Incidentally, Citi could still trade the securities. Other desks that didn’t have the private information were not restricted. This of course relies on the loan traders not sharing the information with the stock and bond traders. Most of bank trading relies on similar enforcement of information barriers. Banks have lots of inside information! Keeping it from the traders is a big part of the job!
- A related group at many banks is called “Control Room,” and while it does not seem like a fun job exactly, it does seem like a very fun thing to say.
- I mean, “for certain issuers,” etc. The SEC doesn’t say it never found a problem. But it never would have based on that feed.
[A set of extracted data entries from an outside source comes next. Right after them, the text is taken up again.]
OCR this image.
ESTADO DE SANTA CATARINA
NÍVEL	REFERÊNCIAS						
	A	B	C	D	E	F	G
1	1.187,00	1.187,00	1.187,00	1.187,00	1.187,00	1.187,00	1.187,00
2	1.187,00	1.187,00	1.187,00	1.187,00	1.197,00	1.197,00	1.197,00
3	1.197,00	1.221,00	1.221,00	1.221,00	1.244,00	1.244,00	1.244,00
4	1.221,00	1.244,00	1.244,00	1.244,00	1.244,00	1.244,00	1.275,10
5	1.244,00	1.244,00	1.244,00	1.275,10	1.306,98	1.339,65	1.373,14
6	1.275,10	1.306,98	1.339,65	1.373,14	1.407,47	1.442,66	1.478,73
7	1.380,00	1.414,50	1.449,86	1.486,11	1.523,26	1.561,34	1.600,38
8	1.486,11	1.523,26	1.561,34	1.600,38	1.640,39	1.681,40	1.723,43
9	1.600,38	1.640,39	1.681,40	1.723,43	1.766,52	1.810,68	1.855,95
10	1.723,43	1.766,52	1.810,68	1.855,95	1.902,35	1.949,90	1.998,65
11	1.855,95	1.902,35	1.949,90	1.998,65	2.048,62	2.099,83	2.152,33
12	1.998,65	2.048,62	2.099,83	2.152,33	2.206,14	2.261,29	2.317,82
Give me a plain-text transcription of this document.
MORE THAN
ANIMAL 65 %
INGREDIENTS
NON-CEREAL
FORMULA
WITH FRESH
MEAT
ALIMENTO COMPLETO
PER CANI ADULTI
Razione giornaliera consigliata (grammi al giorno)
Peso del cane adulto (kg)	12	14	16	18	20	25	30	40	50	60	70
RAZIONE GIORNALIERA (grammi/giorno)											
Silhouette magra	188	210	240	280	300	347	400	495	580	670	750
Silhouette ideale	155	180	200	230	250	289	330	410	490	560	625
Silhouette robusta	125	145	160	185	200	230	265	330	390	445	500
- As far as I can tell the reports were meant to include all trades by the loan desks, not just trades in names on the Loan Watch List. If it was just the latter then this wouldn’t be so bizarre: The desks weren’t supposed to trade securities of Loan Watch names, so it wouldn’t be surprising that they never did. But apparently the system failed to report securities trades in even non-Loan-Watch-List names.
- Obviously lender banks, in the form of their investment bankers, often do get tipped off to their clients’ upcoming mergers! They’re just not supposed to share that information with their trading desks. (And there’s no suggestion that Citi did.)
- From the SEC order:
The RTL prohibited or limited trading for reasons that include the following examples: Regulation M restrictions when CGMI was acting as an underwriter; Rule 14e-5 restrictions when CGMI was an adviser in a tender offer; and a business policy restriction when CGMI’s holdings reached a certain level and CGMI wanted to limit additional purchases.
Not on the list is “information restrictions when Citigroup had some sort of investment banking mandate,” so I assume that sort of thing wasn’t covered by the RTL. Which makes sense: If Citi’s bankers are working on a merger for a company, its traders can still trade the company’s stock. They just can’t know about the merger, which is policed through means other than the RTL.
- From the order:
Section 206(3) of the Advisers Act prohibits an investment adviser from, directly or indirectly, “acting as principal for his own account, knowingly to sell any security to or purchase any security from a client . . . without disclosing to such client in writing before the completion of such transaction the capacity in which he is acting and obtaining the consent of the client to such transaction.”
- Or, in the case of Goldman Sachs’s Order Audit Trail System violations, 63 billion times.